The model performance was further evaluated using metrics, such as accuracy, precision, recall, and F1 score, as depicted in Figure 14. Comparative analyses of these metrics revealed that VGG16 and VGG19 outperformed InceptionV3 and ViT. VGG16, in particular, achieved the highest F1 score of 0.955 for the dataset generated with random seed five. Although all models demonstrated good precision, indicating high accuracy in positive predictions, InceptionV3 had lower recall values, suggesting a higher number of false negatives. In contrast, ViT consistently had high recall. The F1 scores further highlighted the stable performance of VGG16 and VGG19, with the highest values being 0.955 and 0.939, respectively. ViT also performed well, achieving an F1 score of 0.935, and showing stability across various dataset except the fourth. Among the four models, VGG16 exhibited consistently stable and high scores across all performance metrics.

3.3. Model Predicted vs. Manually Counted Corn Stands

The models’ estimated corn plant stands and the manually counted corn plant stands in the five test regions are shown in Table 2. The model performance was evaluated using the R2 and RMSE, with variations across different datasets illustrated in Figure 15. Detailed R2 and RMSE values for all versions of DL models can be found in Table S1. Notably, Inceptionv3 exhibited a superior performance with the second dataset (i.e., random seed two), but its R2 and RMSE values varied widely with other datasets, reflecting poor consistency in detecting corn blocks. In contrast, VGG16, VGG19, and ViT (except for only one out of five datasets) outperformed Inceptionv3, with higher R2 and lower RMSE values. VGG16 and VGG19 consistently exhibited a narrow range of R2 and RMSE values across five datasets. In particular, VGG16, trained with the second dataset achieved a high R2 of 0.94 and a lower RMSE of 9.95. On average, Inceptionv3, VGG16, VGG19, and ViT had mean R2 values of 0.55, 0.93, 0.84, and 0.73, respectively, with corresponding mean RMSE values of 29, 10.86, 16.45, and 20.48. Overall, VGG16 demonstrated high accuracy with minimal variation in model performance across different random datasets, while ViT showed stable performance except for one dataset.

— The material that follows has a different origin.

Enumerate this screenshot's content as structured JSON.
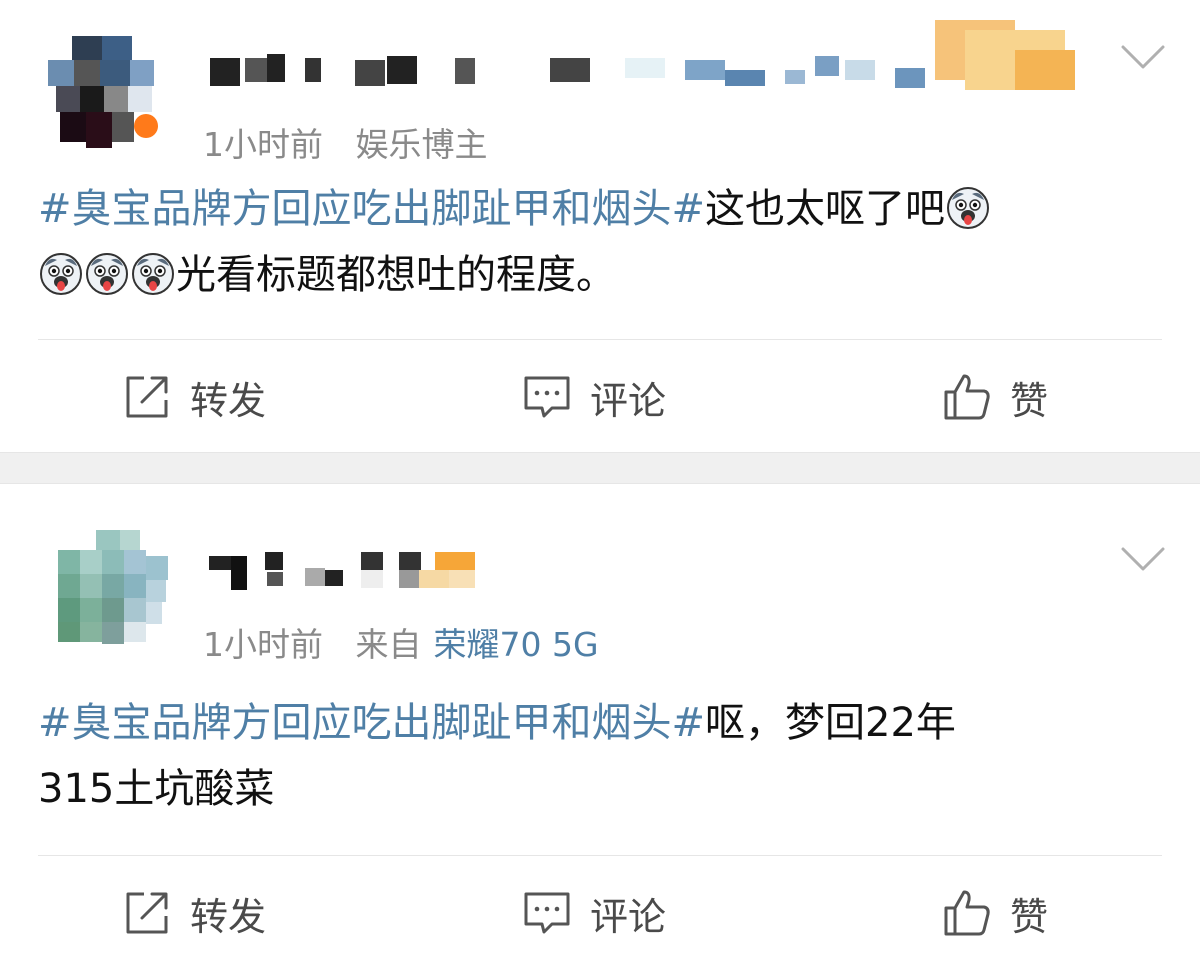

For detailed scatterplots comparing model-predicted corn stand counts with the manual counts across all model versions, please refer to Figure S1 in the Supplementary Materials.

4. Discussion

4.1. Automating High-Quality Annotated Training Data for Corn Counting

The effectiveness of DL models in crop identification hinges largely on the quality and quantity of the training data. Previous studies have often developed DL models using manually annotated images, which can be labor intensive. For instance, Wu et al. (2019) [28] estimated a resource requirement of approximately 123 person-hours for annotating images to develop a rice seedling count model. In their study, rice seedlings were manually labeled as points (instead of blocks) in 40 high-resolution images, with seedlings counts varying from 3732 to 16,173. In a separate study [17], researchers manually labeled only 864 images using Labelme software for training and testing the YOLOv3 model in detecting corn seedlings. This limited dataset poses a potential challenge, as the implemented model may underperform in scenarios where the data lack diversity.
This study explored automating the generation of high-quality annotated training datasets by leveraging crop row information extracted through image morphological approaches [27,36,37], with the goal of developing DL models trained on these annotated images for accurate corn counting. Unlike previous studies that relied on limited training datasets, our study introduced a workflow that automatically generates 18,004 corn images and 46,542 non-corn images for a 1.5-acre corn field, which were then used to train the corn counting model. Once the annotation method was implemented, extracting and annotating these image blocks took 4–5 h, including the time to generate orthomosaic image, identify crop rows, and refine the labeled images. The primary benefit of this process is its future scalability; the framework can be applied to new fields to quickly generate annotated datasets. With minor adjustments, we believe that this approach can help significantly streamline the process of generating annotated images and improve crop count estimates, thereby reducing significant time and labor costs.

4.2. Deep Learning Models for Counting Plant Stands

In this study, DL models trained on automatically annotated images achieved an F1 score of up to 0.955, an R2 of up to 0.94, and an RMSE as low as 9.95 in detecting corn plant stands. The performance of these DL models was comparable to the results of previous studies based on manually annotated images [17,38,39]. For example, a recent study [39] using YOLOv5, YOLOv7, and CenterNet models trained on manually annotated images (using LabelImg tool) achieved an F1 score between 0.90 and 0.95 for detecting cotton seedlings. This highlights the efficacy of our approach in generating annotated images for training DL models.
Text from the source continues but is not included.